La palla è passata a Liberty Media nel 2016 con l’acquisto dei diritti commerciali per 4,6 miliardi di dollari (accollandosi anche dei debiti pendenti per oltre 3 miliardi) mentre nel 2021 la presidenza della FIA è passata da Jean Todt a Ben Sulayem. Quest’ultimo ha subito confermato di non voler sottostare ai ruoli delle gestioni precedenti, rivendicando una carica centrale anche nel contesto della Formula 1. Tutto questo mentre Liberty Media è riuscita ad incrementare notevolmente i ricavi del campionato, rilanciandone il valore commerciale a tal punto che lo scorso mese di gennaio erano emerse delle voci in merito ad un fondo Saudita interessato a rilevare il pacchetto in possesso di Liberty Media per 20 miliardi di dollari.

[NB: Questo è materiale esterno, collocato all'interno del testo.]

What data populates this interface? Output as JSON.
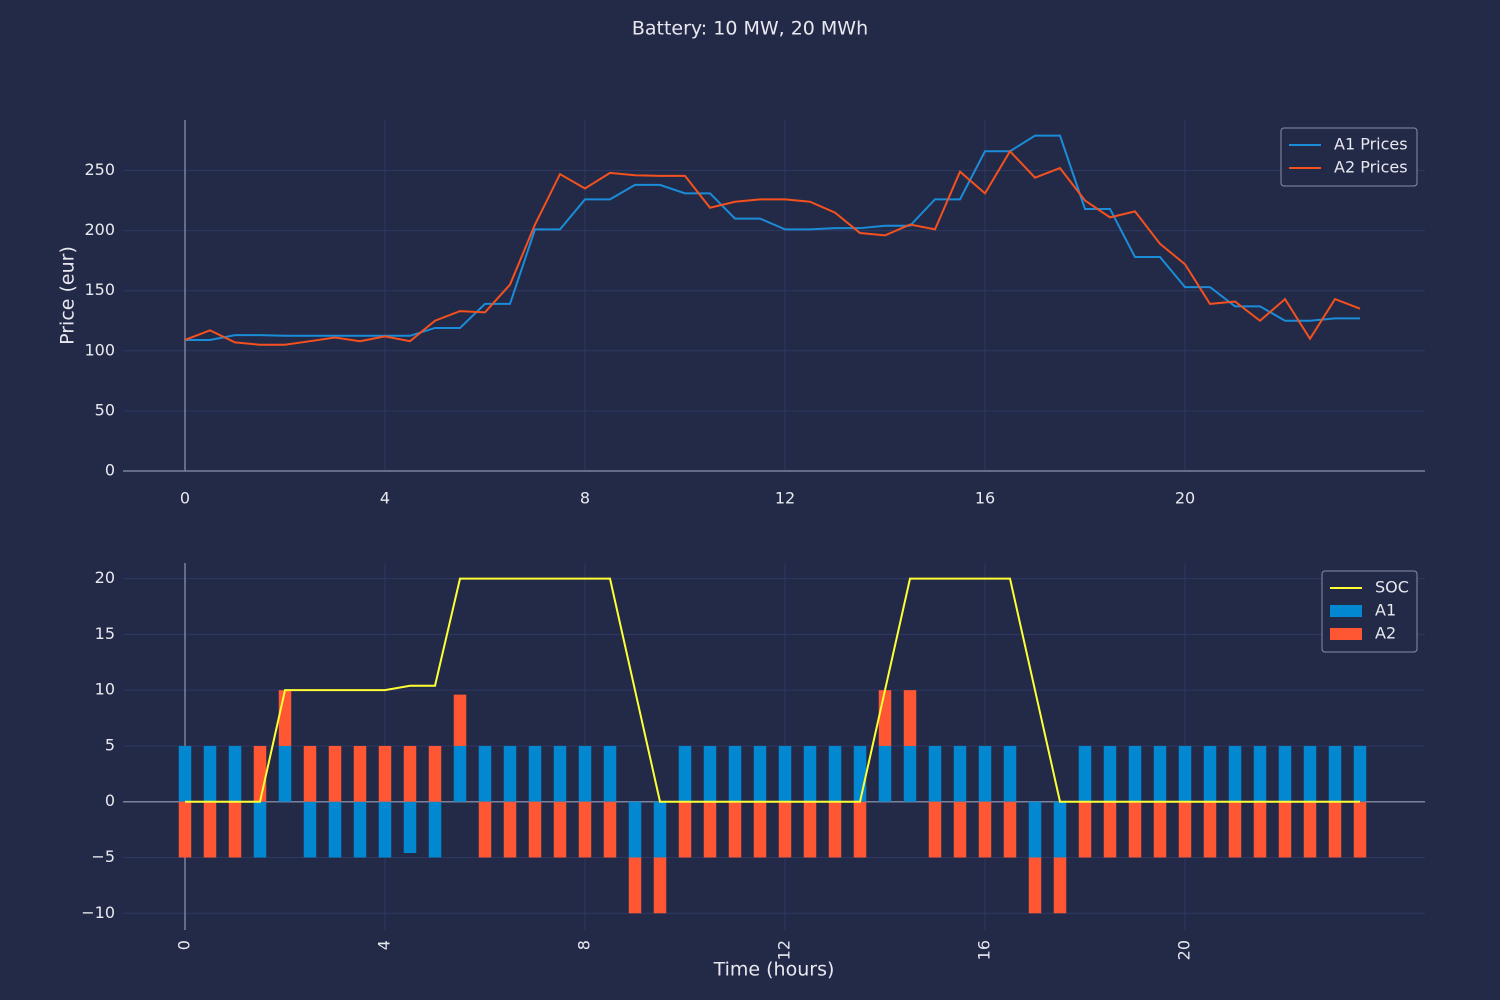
{
  "title": "Battery: 10 MW, 20 MWh",
  "chart_data": [
    {
      "type": "line",
      "ylabel": "Price (eur)",
      "x": [
        0,
        0.5,
        1,
        1.5,
        2,
        2.5,
        3,
        3.5,
        4,
        4.5,
        5,
        5.5,
        6,
        6.5,
        7,
        7.5,
        8,
        8.5,
        9,
        9.5,
        10,
        10.5,
        11,
        11.5,
        12,
        12.5,
        13,
        13.5,
        14,
        14.5,
        15,
        15.5,
        16,
        16.5,
        17,
        17.5,
        18,
        18.5,
        19,
        19.5,
        20,
        20.5,
        21,
        21.5,
        22,
        22.5,
        23,
        23.5
      ],
      "series": [
        {
          "name": "A1 Prices",
          "color": "#1a8cd8",
          "values": [
            109,
            109,
            113,
            113,
            112.5,
            112.5,
            112.5,
            112.5,
            112.5,
            112.5,
            119,
            119,
            139,
            139,
            201,
            201,
            226,
            226,
            238,
            238,
            231,
            231,
            210,
            210,
            201,
            201,
            202,
            202,
            204,
            204,
            226,
            226,
            266,
            266,
            279,
            279,
            218,
            218,
            178,
            178,
            153,
            153,
            137,
            137,
            125,
            125,
            127,
            127
          ]
        },
        {
          "name": "A2 Prices",
          "color": "#f4511e",
          "values": [
            109,
            117,
            107,
            105,
            105,
            108,
            111,
            108,
            112,
            108,
            125,
            133,
            132,
            155,
            205,
            247,
            235,
            248,
            246,
            245.5,
            245.5,
            219,
            224,
            226,
            226,
            224,
            215,
            198,
            196,
            205,
            201,
            249,
            231,
            266,
            244,
            252,
            225,
            211,
            216,
            189,
            172,
            139,
            141,
            125,
            143,
            110,
            143,
            135
          ]
        }
      ],
      "xlim": [
        -1.24,
        24.8
      ],
      "ylim": [
        0,
        292
      ],
      "xticks": [
        0,
        4,
        8,
        12,
        16,
        20
      ],
      "yticks": [
        0,
        50,
        100,
        150,
        200,
        250
      ],
      "grid": true,
      "legend": "upper right"
    },
    {
      "type": "combo",
      "xlabel": "Time (hours)",
      "x": [
        0,
        0.5,
        1,
        1.5,
        2,
        2.5,
        3,
        3.5,
        4,
        4.5,
        5,
        5.5,
        6,
        6.5,
        7,
        7.5,
        8,
        8.5,
        9,
        9.5,
        10,
        10.5,
        11,
        11.5,
        12,
        12.5,
        13,
        13.5,
        14,
        14.5,
        15,
        15.5,
        16,
        16.5,
        17,
        17.5,
        18,
        18.5,
        19,
        19.5,
        20,
        20.5,
        21,
        21.5,
        22,
        22.5,
        23,
        23.5
      ],
      "series": [
        {
          "name": "SOC",
          "type": "line",
          "color": "#ffff33",
          "values": [
            0,
            0,
            0,
            0,
            10,
            10,
            10,
            10,
            10,
            10.4,
            10.4,
            20,
            20,
            20,
            20,
            20,
            20,
            20,
            10,
            0,
            0,
            0,
            0,
            0,
            0,
            0,
            0,
            0,
            10,
            20,
            20,
            20,
            20,
            20,
            10,
            0,
            0,
            0,
            0,
            0,
            0,
            0,
            0,
            0,
            0,
            0,
            0,
            0
          ]
        },
        {
          "name": "A1",
          "type": "bar",
          "color": "#0288d1",
          "values": [
            5,
            5,
            5,
            -5,
            5,
            -5,
            -5,
            -5,
            -5,
            -4.6,
            -5,
            5,
            5,
            5,
            5,
            5,
            5,
            5,
            -5,
            -5,
            5,
            5,
            5,
            5,
            5,
            5,
            5,
            5,
            5,
            5,
            5,
            5,
            5,
            5,
            -5,
            -5,
            5,
            5,
            5,
            5,
            5,
            5,
            5,
            5,
            5,
            5,
            5,
            5
          ]
        },
        {
          "name": "A2",
          "type": "bar",
          "color": "#ff5733",
          "values": [
            -5,
            -5,
            -5,
            5,
            5,
            5,
            5,
            5,
            5,
            5,
            5,
            4.6,
            -5,
            -5,
            -5,
            -5,
            -5,
            -5,
            -5,
            -5,
            -5,
            -5,
            -5,
            -5,
            -5,
            -5,
            -5,
            -5,
            5,
            5,
            -5,
            -5,
            -5,
            -5,
            -5,
            -5,
            -5,
            -5,
            -5,
            -5,
            -5,
            -5,
            -5,
            -5,
            -5,
            -5,
            -5,
            -5
          ]
        }
      ],
      "stacked": true,
      "bar_width": 0.25,
      "xlim": [
        -1.24,
        24.8
      ],
      "ylim": [
        -11.5,
        21.4
      ],
      "xticks": [
        0,
        4,
        8,
        12,
        16,
        20
      ],
      "yticks": [
        {
          "value": -10,
          "label": "−10"
        },
        {
          "value": -5,
          "label": "−5"
        },
        0,
        5,
        10,
        15,
        20
      ],
      "grid": true,
      "legend": "upper right"
    }
  ]
}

In quel frangente è emerso anche l’approccio di Ben Sulayem, intervenuto sulla vicenda con una dichiarazione pubblica nella quale ha definito inappropriato il prezzo di 20 miliardi. La reazione di Liberty Media è stata immediata, con l’invito al presidente FIA a non intromettersi in faccende estranee alla sua area di competenza. Il problema è proprio qui, nella visione di Ben Sulayem l’area di competenza della Federazione Internazionale va oltre quella gestita dai suoi predecessori, e vuole avere voce in capitolo anche in aree dove l’attuale suddivisione dei ruoli non lo permette.
Photo by: Mark Sutton / Motorsport Images
Michael Andretti
Diversa è la questione ‘Andretti’. È competenza della FIA valutare eventuali candidature di nuove strutture che richiedono la possibilità di entrare in Formula 1, ed è ciò che la Federazione Internazionale ha fatto ammettendo il team Andretti. La FIA non ha però resistito alla tentazione di diffondere una dichiarazione pubblica con la quale ha passato platealmente la patata bollente a Liberty Media. Se il detentore dei diritti commerciali accetterà l’ingresso del team Andretti farà una scelta contraria alla volontà delle dieci squadre presenti oggi nel campionato, viceversa boccerà la candidatura di una squadra statunitense supportata da una Casa statunitense come fornitrice di power unit. Per un’azienda che ha sede in Colorado non sarebbe un’operazione molto popolare.
Al di là dei diretti interessati, la guerra FIA-Liberty vede una grande parte del paddock nelle vesti di spettatore molto interessato ma di fatto impotente. Saltuariamente riemerge l’ipotesi di una scissione, l’antico progetto GP1, di fatto il termometro delle relazioni tra la Federazione e il detentore dei diritti. Quando il rapporto è critico riemerge sempre questa idea, quando viene accantonata vuol dire che le relazioni sono buone. È una minaccia sventolata da chi è consapevole che si tratta di un progetto irrealizzabile. Se la Formula 1 è sopravvissuta per 74 anni vuol dire che tutto sommato l’equilibrio funziona, pur tra alti e bassi.
L’idea di una gestione senza una controparte vivrebbe un’euforia iniziale per poi sciogliersi alle prime difficoltà. Serve mediazione, ed è questo il campo sul quale la FIA di Ben Sulayem sembra avere i suoi limiti maggiori. È vero che la Formula 1 è una categoria FIA, ma è anche vero che la FIA senza i fondi che riceve annualmente dalla Formula 1 sarebbe costretta a chiudere i battenti, o a un profondo ridimensionamento che di fatto la snaturerebbe. Le due parti sono costrette a convivere, e se non troveranno il modo di farlo saranno gli attori protagonisti della vicenda a rimetterci di più. Il sistema si garantirà una nuova possibilità con volti nuovi attorno al tavolo.